The Charleston Library Society and Buxton Books are proud to present Patrick Dean for a Lite Lunch celebrating his book, Nature’s Messenger: Mark Catesby and his Adventures in a New World.
During this Lite Lunch program, the acclaimed writer and Catesby chronicler Patrick Dean will share stories from his fascinating new book, Nature’s Messenger, as we retrace the pioneering naturalist’s personal and professional path from his youth as a landed gentleman in rural England through his early work as an emerging wildlife artist and beyond.
Dr. Nic Butler, a noted historian with the Charleston County Public Library, will add his own insights to this fresh exploration of Catesby’s life and legacy, as well as his lasting influence on Charleston.
Ticket prices are as follows:
Tickets are $25 for members, $35 for guests.
Click here or call 843.723.9912 during Box Office Hours (11:00am–4:00pm, Monday through Thursday) to purchase.
About Mark Catesby:
In 1722, Mark Catesby stepped ashore in “Charles Town” in the Carolina colony. Over the next four years, the young naturalist made history as he explored deep into America’s natural wonders, collecting and drawing plants and animals which had never been seen back in the Old World.

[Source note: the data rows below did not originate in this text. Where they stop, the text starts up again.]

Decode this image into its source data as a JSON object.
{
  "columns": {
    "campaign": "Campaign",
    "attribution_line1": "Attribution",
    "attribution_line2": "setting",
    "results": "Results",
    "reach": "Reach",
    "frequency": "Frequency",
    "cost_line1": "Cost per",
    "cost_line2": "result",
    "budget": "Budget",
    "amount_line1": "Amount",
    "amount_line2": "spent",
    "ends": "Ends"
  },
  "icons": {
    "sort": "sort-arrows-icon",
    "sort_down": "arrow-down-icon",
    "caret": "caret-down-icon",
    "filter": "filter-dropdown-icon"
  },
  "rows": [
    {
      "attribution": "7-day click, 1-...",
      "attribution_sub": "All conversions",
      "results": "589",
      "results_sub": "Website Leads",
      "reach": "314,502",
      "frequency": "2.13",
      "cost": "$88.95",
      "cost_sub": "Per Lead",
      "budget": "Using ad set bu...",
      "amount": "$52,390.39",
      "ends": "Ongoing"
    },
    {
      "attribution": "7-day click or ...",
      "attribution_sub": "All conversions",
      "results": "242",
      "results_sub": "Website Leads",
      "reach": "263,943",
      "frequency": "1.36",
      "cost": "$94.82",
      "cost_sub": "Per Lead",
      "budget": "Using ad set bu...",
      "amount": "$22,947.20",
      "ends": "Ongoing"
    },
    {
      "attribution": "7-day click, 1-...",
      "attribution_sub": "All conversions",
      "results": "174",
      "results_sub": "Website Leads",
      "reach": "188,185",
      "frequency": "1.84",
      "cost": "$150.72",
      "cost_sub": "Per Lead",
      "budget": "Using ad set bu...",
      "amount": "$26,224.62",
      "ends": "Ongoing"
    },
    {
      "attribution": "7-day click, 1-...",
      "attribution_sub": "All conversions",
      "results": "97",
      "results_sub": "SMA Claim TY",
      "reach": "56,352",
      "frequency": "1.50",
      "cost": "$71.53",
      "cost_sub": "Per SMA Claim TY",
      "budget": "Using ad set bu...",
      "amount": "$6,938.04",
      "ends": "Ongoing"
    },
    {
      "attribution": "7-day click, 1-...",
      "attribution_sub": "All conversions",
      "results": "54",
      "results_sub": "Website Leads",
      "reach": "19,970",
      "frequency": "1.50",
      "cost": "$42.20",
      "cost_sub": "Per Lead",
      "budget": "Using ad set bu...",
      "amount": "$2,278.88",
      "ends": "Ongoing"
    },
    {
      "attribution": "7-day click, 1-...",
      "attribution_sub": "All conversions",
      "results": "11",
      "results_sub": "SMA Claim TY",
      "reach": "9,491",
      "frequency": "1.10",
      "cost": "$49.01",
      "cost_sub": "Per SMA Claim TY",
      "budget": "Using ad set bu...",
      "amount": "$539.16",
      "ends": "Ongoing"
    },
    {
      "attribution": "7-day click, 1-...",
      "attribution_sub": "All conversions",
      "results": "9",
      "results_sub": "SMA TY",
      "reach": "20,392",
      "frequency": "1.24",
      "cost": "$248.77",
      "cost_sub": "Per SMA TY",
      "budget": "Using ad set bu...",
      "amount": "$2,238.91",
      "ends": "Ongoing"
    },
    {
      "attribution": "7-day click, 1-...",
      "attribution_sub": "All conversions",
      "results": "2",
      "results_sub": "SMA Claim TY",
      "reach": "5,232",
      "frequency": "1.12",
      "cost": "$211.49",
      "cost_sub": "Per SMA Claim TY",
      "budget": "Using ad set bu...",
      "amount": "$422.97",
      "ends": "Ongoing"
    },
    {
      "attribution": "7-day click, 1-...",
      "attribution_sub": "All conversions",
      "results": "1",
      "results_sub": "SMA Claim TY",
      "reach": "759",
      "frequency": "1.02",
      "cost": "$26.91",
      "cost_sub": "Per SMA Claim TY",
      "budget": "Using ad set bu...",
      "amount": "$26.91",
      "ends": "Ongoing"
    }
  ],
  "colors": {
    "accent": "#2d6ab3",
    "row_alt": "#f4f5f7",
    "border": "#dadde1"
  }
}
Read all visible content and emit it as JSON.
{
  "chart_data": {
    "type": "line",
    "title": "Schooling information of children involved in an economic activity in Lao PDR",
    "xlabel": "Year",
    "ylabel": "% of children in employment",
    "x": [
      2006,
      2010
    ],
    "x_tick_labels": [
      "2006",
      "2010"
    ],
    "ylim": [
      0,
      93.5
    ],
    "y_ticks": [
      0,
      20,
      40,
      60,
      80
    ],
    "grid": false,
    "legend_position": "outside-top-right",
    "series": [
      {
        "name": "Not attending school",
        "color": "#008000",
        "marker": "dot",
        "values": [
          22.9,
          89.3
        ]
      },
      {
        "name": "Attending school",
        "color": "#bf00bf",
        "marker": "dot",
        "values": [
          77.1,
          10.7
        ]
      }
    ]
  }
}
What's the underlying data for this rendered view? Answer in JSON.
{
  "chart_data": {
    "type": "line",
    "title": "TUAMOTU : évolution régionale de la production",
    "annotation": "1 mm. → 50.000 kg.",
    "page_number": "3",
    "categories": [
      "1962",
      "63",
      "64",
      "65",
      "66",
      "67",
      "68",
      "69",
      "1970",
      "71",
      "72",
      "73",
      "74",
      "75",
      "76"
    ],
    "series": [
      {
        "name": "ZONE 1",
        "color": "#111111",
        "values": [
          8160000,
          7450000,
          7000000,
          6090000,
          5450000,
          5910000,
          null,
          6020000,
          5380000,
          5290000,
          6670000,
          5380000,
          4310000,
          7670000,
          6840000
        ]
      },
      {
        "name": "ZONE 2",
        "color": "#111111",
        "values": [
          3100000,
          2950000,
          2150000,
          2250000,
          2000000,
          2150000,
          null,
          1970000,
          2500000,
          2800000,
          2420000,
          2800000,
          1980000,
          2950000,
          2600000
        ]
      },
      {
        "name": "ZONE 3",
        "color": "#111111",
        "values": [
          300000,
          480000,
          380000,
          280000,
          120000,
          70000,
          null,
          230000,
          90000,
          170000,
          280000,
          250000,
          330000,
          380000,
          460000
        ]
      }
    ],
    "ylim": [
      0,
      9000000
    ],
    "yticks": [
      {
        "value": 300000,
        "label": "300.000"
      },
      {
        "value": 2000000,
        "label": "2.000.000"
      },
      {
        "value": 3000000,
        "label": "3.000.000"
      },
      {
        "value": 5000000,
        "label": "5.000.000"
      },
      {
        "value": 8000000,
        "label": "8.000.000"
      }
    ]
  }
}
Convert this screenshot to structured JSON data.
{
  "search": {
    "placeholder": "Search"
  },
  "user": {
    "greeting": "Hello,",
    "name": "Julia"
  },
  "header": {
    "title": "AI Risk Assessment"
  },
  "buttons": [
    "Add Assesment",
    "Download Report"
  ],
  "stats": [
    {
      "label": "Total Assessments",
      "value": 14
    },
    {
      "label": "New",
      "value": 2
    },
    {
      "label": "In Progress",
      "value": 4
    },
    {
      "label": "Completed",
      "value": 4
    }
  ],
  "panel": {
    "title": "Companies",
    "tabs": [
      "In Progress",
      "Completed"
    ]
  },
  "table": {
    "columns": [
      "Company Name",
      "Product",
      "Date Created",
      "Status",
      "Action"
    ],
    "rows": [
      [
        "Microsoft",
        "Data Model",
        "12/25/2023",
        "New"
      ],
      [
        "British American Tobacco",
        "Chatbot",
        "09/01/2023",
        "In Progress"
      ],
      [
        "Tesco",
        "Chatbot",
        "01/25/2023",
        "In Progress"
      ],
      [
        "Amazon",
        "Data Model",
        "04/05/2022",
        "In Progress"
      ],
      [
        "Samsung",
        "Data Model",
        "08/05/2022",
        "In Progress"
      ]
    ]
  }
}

Nine years later Catesby produced his magnificent and groundbreaking book, The Natural History of Carolina, the first-ever illustrated account of American flora and fauna. Catesby preceded John James Audubon by nearly a century, and his work had a profound influence on our understanding of American wildlife and naturalist art.
About the Book:
An adventurer and journeyman with an insatiable curiosity rivaled only by an eye for detail, Catesby was an artist of unparalleled scope. His careful attention to the knowledge of non-Europeans in America—the enslaved Africans and Native Americans who had their own sources of food and medicine from nature—set him apart from others of his time (although Dean does not shy away from Catesby’s actions and affiliations, either). Nature’s Messenger takes us from the rice plantations of the Carolina Lowcountry to the bustling coffeehouses of 18th-century England, from the sun-drenched islands of the Bahamas to the austere meeting-rooms of London’s Royal Society, then presided over by Isaac Newton. It was a time of discovery, of intellectual ferment, and of the rise of the British Empire. And there on history’s leading edge, recording the extraordinary and often violent mingling of cultures as well as of nature, was Mark Catesby. Intensively researched and thrillingly told, Nature’s Messenger will thrill fans of exploration and early American history as well as appealing to birdwatchers, botanists, and anyone fascinated by the natural world.
About the Author:
Patrick Dean writes on the outdoors and the environment. He has worked as a teacher, a political media director, and is presently the executive director of a rail-trail nonprofit. An avid trail-runner, paddler, and mountain-biker, he lives with his wife and dogs on the Cumberland Plateau in Tennessee, and is the author of A Window To Heaven, about the summit of Denali, also available from Pegasus Books.
About Nic Butler, Ph.D:
Nic is the historian for the Charleston County Public Library. A native of Greenville County, Dr. Butler has worked for more than twenty years as a public historian specializing in the Lowcountry of South Carolina. As creator and host of the bi-weekly podcast “Charleston Time Machine,” Dr. Butler draws attention to a wide variety of under-explored aspects of local history and neglected documentary resources.